My hope Journal: The Ultimate Promise

This is the beginning of my hope journal to accompany a book that I am working through.  This book is spiritually based & incorporates journaling.  It was recommended by a friend who has also experienced a miscarriage.

The story of my loss is written in the previous entries here in my blog.


If I could talk to God in person the questions I would ask him are the same ones I have asked him. Mostly is "why?". After all we've been through. 2+years of struggling to get pregnant. Month after month of getting our hopes up to only be let down why should i have to go through this.  Just why?

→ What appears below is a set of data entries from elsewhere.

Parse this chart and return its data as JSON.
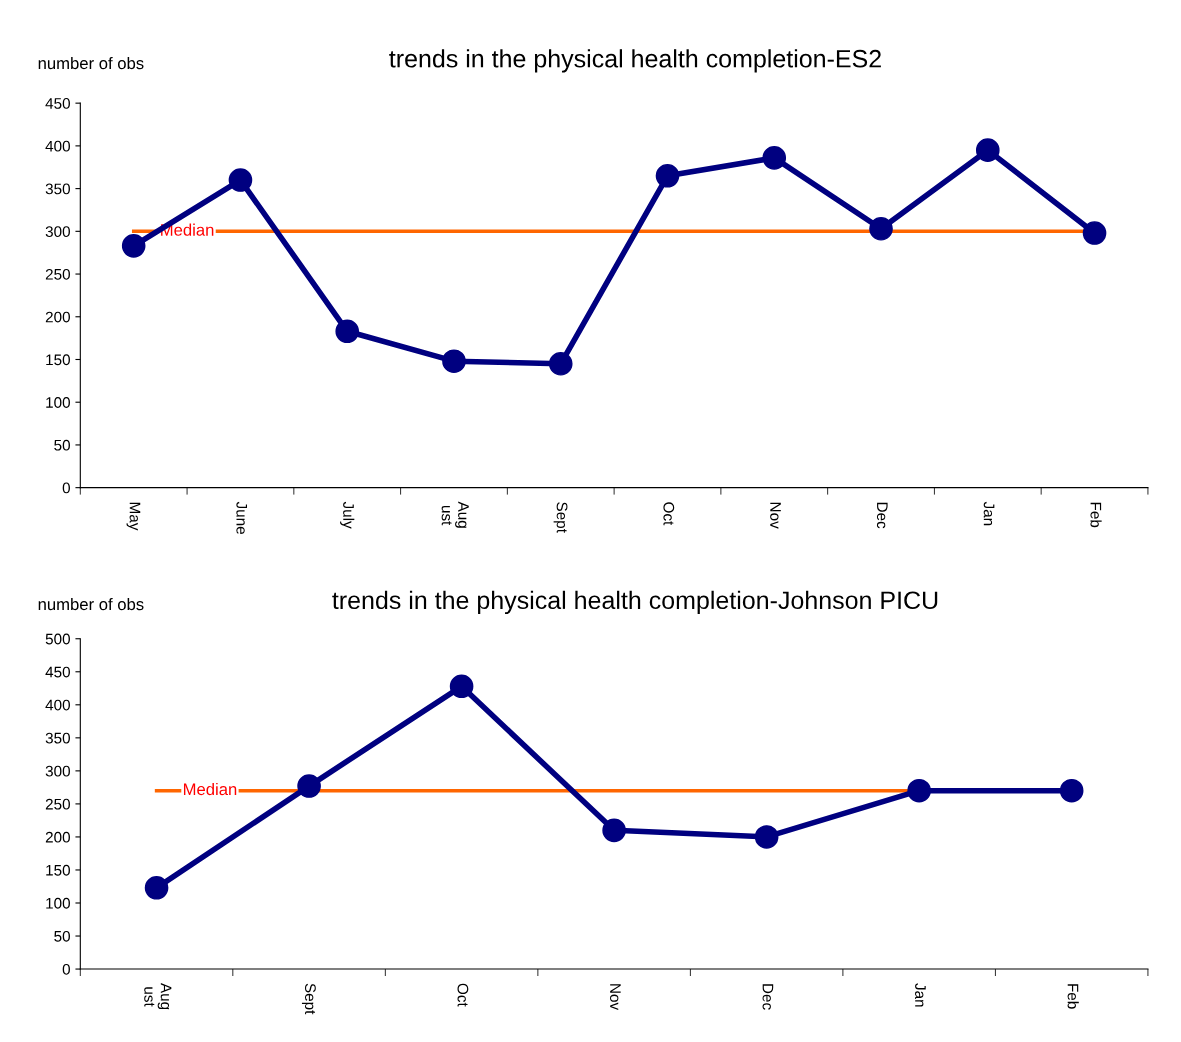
{
  "chart_data": [
    {
      "type": "line",
      "title": "trends in the physical health completion-ES2",
      "ylabel": "number of obs",
      "categories": [
        "May",
        "June",
        "July",
        "Aug\nust",
        "Sept",
        "Oct",
        "Nov",
        "Dec",
        "Jan",
        "Feb"
      ],
      "series": [
        {
          "color": "#000080",
          "values": [
            283,
            360,
            183,
            148,
            145,
            365,
            386,
            303,
            395,
            298
          ]
        }
      ],
      "ylim": [
        0,
        450
      ],
      "yticks": [
        0,
        50,
        100,
        150,
        200,
        250,
        300,
        350,
        400,
        450
      ],
      "grid": false,
      "legend": false,
      "marker": "circle",
      "line_style": "solid",
      "ref_lines": [
        {
          "axis": "y",
          "value": 300,
          "label": "Median",
          "color": "#ff6600"
        }
      ]
    },
    {
      "type": "line",
      "title": "trends in the physical health completion-Johnson PICU",
      "ylabel": "number of obs",
      "categories": [
        "Aug\nust",
        "Sept",
        "Oct",
        "Nov",
        "Dec",
        "Jan",
        "Feb"
      ],
      "series": [
        {
          "color": "#000080",
          "values": [
            123,
            277,
            428,
            210,
            200,
            270,
            270
          ]
        }
      ],
      "ylim": [
        0,
        500
      ],
      "yticks": [
        0,
        50,
        100,
        150,
        200,
        250,
        300,
        350,
        400,
        450,
        500
      ],
      "grid": false,
      "legend": false,
      "marker": "circle",
      "line_style": "solid",
      "ref_lines": [
        {
          "axis": "y",
          "value": 270,
          "label": "Median",
          "color": "#ff6600"
        }
      ]
    }
  ]
}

My loss has been like a storm because I have no control. Just the way you have no control over a storm & the dark clouds loom over... I can't change this.  I can't make these clouds disappear. Even though the sun may shine outside,in my life I feel darkness.


My life preserver during this storm has been God.  Through prayer & the strength God has given me I'm able to get up in the mornings.  Through God's word I feel like I have a glimmer of hope.


Reading through this book in the shadow of my loss I hope to bring away a sense of hope most of all. I know I'll never understand exactly why this happened but I hope to keep my faith in God & not doubt him or feel anger towards him.


My Prayer:
Dear God thank you for Chris my loving husband. Thank you for the love we share.  Even if I'm never blessed with a child here on earth help me to realize how blessed I am to have him & let me feel satisfaction with that. Please give me strength Lord to deal with this. Give me hope for our future Lord.  Help me to be closer to you God. Thank you for the strength. I know this is a part of your plan, May I always remember that. Forgive me for my anger & doubts. In Jesus name I pray.
Amen.


My comfort in my suffering is this: your promise preserves my life.